Dans la perspective du référendum constitutionnel prévu le 21 septembre 2025, le Ministère de l’Administration du Territoire et de la Décentralisation (MATD), à travers la Direction Générale des Élections (DGE), a procédé ce mercredi 6 août à la mise en place officielle du Comité Inter-Parties, un cadre de concertation technique, d’information et d’échange entre les différents acteurs sociopolitiques du pays.
La cérémonie, organisée à la plage de Camayenne à Conakry, marque une étape importante dans le processus électoral en cours.

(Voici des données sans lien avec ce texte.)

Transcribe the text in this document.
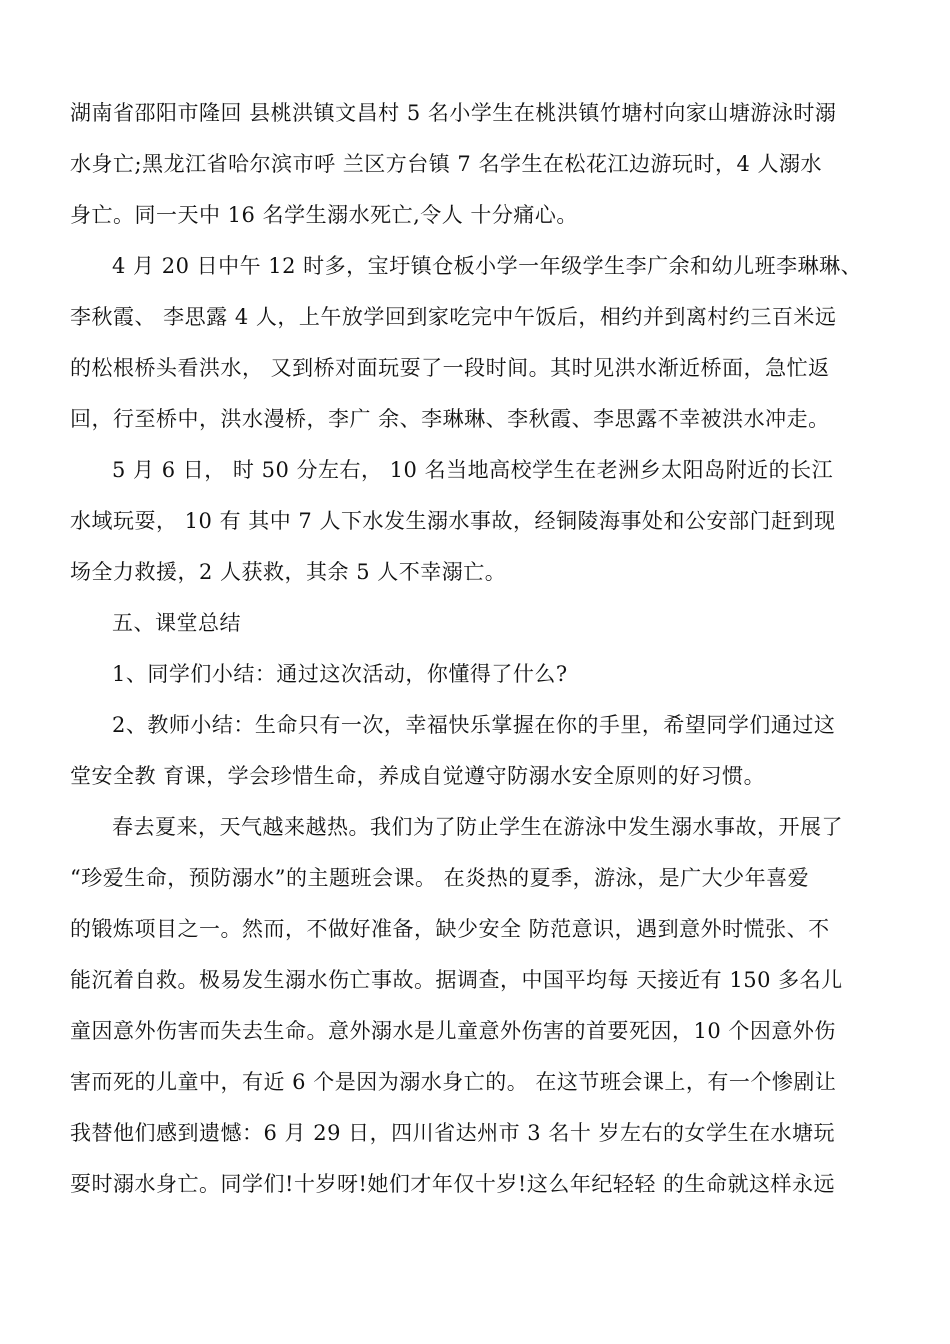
湖南省邵阳市隆回 县桃洪镇文昌村 5 名小学生在桃洪镇竹塘村向家山塘游泳时溺
水身亡;黑龙江省哈尔滨市呼 兰区方台镇 7 名学生在松花江边游玩时，4 人溺水
身亡。同一天中 16 名学生溺水死亡,令人 十分痛心。
4 月 20 日中午 12 时多，宝圩镇仓板小学一年级学生李广余和幼儿班李琳琳、
李秋霞、 李思露 4 人，上午放学回到家吃完中午饭后，相约并到离村约三百米远
的松根桥头看洪水， 又到桥对面玩耍了一段时间。其时见洪水渐近桥面，急忙返
回，行至桥中，洪水漫桥，李广 余、李琳琳、李秋霞、李思露不幸被洪水冲走。
5 月 6 日， 时 50 分左右， 10 名当地高校学生在老洲乡太阳岛附近的长江
水域玩耍， 10 有 其中 7 人下水发生溺水事故，经铜陵海事处和公安部门赶到现
场全力救援，2 人获救，其余 5 人不幸溺亡。
五、课堂总结
1、同学们小结：通过这次活动，你懂得了什么?
2、教师小结：生命只有一次，幸福快乐掌握在你的手里，希望同学们通过这
堂安全教 育课，学会珍惜生命，养成自觉遵守防溺水安全原则的好习惯。
春去夏来，天气越来越热。我们为了防止学生在游泳中发生溺水事故，开展了
“珍爱生命，预防溺水”的主题班会课。 在炎热的夏季，游泳，是广大少年喜爱
的锻炼项目之一。然而，不做好准备，缺少安全 防范意识，遇到意外时慌张、不
能沉着自救。极易发生溺水伤亡事故。据调查，中国平均每 天接近有 150 多名儿
童因意外伤害而失去生命。意外溺水是儿童意外伤害的首要死因，10 个因意外伤
害而死的儿童中，有近 6 个是因为溺水身亡的。 在这节班会课上，有一个惨剧让
我替他们感到遗憾：6 月 29 日，四川省达州市 3 名十 岁左右的女学生在水塘玩
耍时溺水身亡。同学们!十岁呀!她们才年仅十岁!这么年纪轻轻 的生命就这样永远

Prenant la parole lors de cette rencontre, la Directrice Générale des Élections, Mme Camara Djenabou Touré, a insisté sur la nécessité et l’opportunité de la mise en place de ce cadre :
« Je ne pense pas que cela soit tardif, car la DGE vient tout juste d’être installée comme l’organe gouvernemental chargé de l’organisation du scrutin référendaire.
Une fois les bases légales posées, puisque la loi encadrant l’organisation du référendum est désormais en vigueur, nous avons jugé essentiel de mettre en place un cadre technique permettant de garantir un processus plus inclusif et rigoureux. »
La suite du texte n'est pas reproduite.